Такое мрачное раздумье нападало на старого гетмана всякий раз, когда ему нездоровилось. К тому же из Москвы приходили тревожные вести: царь разлакомился успехами… Этою весною он уже стал пятою на берегу моря — и не сбить его оттуда… А оттуда, разохотившись, повернет опять на Дон, поближе к этим морям, да и на Днепр, да и на всю Украину…
«А ты, старый собака, чого дивишься!
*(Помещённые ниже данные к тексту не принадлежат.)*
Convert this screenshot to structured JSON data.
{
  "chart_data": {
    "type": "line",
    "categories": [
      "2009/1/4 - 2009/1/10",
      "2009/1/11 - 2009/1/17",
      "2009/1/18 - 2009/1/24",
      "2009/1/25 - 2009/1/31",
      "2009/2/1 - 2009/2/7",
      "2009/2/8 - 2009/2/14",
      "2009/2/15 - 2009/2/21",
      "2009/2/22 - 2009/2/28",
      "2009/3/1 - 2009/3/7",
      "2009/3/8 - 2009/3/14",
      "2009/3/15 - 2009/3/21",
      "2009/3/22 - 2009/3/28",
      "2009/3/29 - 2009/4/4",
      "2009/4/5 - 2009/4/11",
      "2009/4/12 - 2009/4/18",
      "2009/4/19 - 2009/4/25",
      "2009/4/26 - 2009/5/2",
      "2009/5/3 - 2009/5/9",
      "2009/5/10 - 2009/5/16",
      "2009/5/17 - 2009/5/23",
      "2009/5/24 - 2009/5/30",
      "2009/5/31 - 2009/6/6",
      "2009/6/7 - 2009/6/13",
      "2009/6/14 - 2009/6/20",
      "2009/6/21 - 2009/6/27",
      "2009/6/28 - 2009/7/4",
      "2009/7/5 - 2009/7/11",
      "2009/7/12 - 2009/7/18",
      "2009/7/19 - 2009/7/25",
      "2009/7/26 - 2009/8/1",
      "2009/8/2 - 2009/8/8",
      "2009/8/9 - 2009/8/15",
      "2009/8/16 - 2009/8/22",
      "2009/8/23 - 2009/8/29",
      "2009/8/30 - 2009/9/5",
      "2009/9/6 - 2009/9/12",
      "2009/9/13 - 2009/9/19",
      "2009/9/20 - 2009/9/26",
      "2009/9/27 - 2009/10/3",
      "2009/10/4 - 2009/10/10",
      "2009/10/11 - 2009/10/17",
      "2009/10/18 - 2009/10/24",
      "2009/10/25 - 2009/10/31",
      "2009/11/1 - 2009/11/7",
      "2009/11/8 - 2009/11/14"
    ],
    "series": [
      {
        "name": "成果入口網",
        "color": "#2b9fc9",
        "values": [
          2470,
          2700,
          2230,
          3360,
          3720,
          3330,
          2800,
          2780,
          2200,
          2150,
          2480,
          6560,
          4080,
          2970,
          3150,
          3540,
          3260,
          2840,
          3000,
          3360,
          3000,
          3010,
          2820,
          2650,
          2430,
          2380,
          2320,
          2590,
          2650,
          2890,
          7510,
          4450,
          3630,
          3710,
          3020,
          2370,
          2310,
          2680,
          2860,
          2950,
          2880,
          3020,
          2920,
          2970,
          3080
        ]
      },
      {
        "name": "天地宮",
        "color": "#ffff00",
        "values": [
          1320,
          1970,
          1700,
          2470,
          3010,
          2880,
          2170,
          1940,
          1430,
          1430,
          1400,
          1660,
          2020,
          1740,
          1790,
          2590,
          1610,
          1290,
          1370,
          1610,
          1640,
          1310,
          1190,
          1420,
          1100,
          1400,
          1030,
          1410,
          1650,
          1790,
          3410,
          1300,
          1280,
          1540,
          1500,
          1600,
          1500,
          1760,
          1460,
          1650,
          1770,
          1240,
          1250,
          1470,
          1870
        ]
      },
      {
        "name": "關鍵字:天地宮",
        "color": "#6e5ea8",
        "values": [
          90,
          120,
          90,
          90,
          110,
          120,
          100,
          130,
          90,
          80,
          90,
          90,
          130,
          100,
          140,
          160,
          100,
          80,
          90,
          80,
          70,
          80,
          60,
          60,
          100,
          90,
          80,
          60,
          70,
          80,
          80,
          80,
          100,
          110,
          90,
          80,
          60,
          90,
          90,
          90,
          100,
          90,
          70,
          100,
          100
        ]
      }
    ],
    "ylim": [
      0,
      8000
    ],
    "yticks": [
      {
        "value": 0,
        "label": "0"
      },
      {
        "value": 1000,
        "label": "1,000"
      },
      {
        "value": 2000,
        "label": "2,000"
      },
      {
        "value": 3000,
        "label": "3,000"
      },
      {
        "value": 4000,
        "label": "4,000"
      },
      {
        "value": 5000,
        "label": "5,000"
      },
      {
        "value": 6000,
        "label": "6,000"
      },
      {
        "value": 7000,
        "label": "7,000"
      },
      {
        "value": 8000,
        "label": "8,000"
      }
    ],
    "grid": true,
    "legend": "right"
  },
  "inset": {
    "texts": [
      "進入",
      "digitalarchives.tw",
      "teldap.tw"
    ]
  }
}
От вин загарба твою стару неньку, Украину — и буде вона плакать на риках вавилонских… О, старый собака!..»
Так хандрил старый гетман, взволнованно бродя по пустым покоям гетманского дворца в Батурине, в то время, когда Кочубеиха, застав свою дочь за чтением Дмитрия Ростовского, заговорила о Мазепе и о том, как он когда-то крестил Мотреньку.
— Занедужав, кажуть, дидусь, — заметила, кстати, Кочубеиха.
— Хто, мамо, занедужав? — спросила Мотренька.
— Та вин же, гетьман.
Девушку, по-видимому, встревожили слова матери. Она давно привыкла к старику, привязалась к нему — ее привлекал его светлый ум, его ласковость, а еще более — его одиночество, которое девушке казалось таким горьким, таким достойным участия.
— Що в его, мамо? — спросила она торопливо.
— Та все то ж, мабуть…
— Та що бо, мамочко?
— Певне — подагра та хирагра… Чому ж бильше бути в его! Нагуляв соби… Час и в домовину…
— Ах, мамо! Грих тоби… А вид подагры, мамо, можно вмерти?
— Як кому… Вин уже сто лит вмирае — та й доси не вмер…
Девушка ничего не отвечала — слова матери слишком возмущали ее. Но она решилась навестить больного старика, как он навещал ее в монастыре, и потому оставила без возражения то, против чего в другое время она непременно бы восстала.
После разговора с матерью Мотренька вышла «у садочек» и нарвала там лучших цветов, которые, как она знала, нравились старому гетману, особенно когда ими была убрана его крестница. Ей так хотелось утешить, развлечь бедного «дидуся», который всегда бывало говорил, что Мотренька — чаровница, которая всякую боль может снять с человека одним своим щебетанием.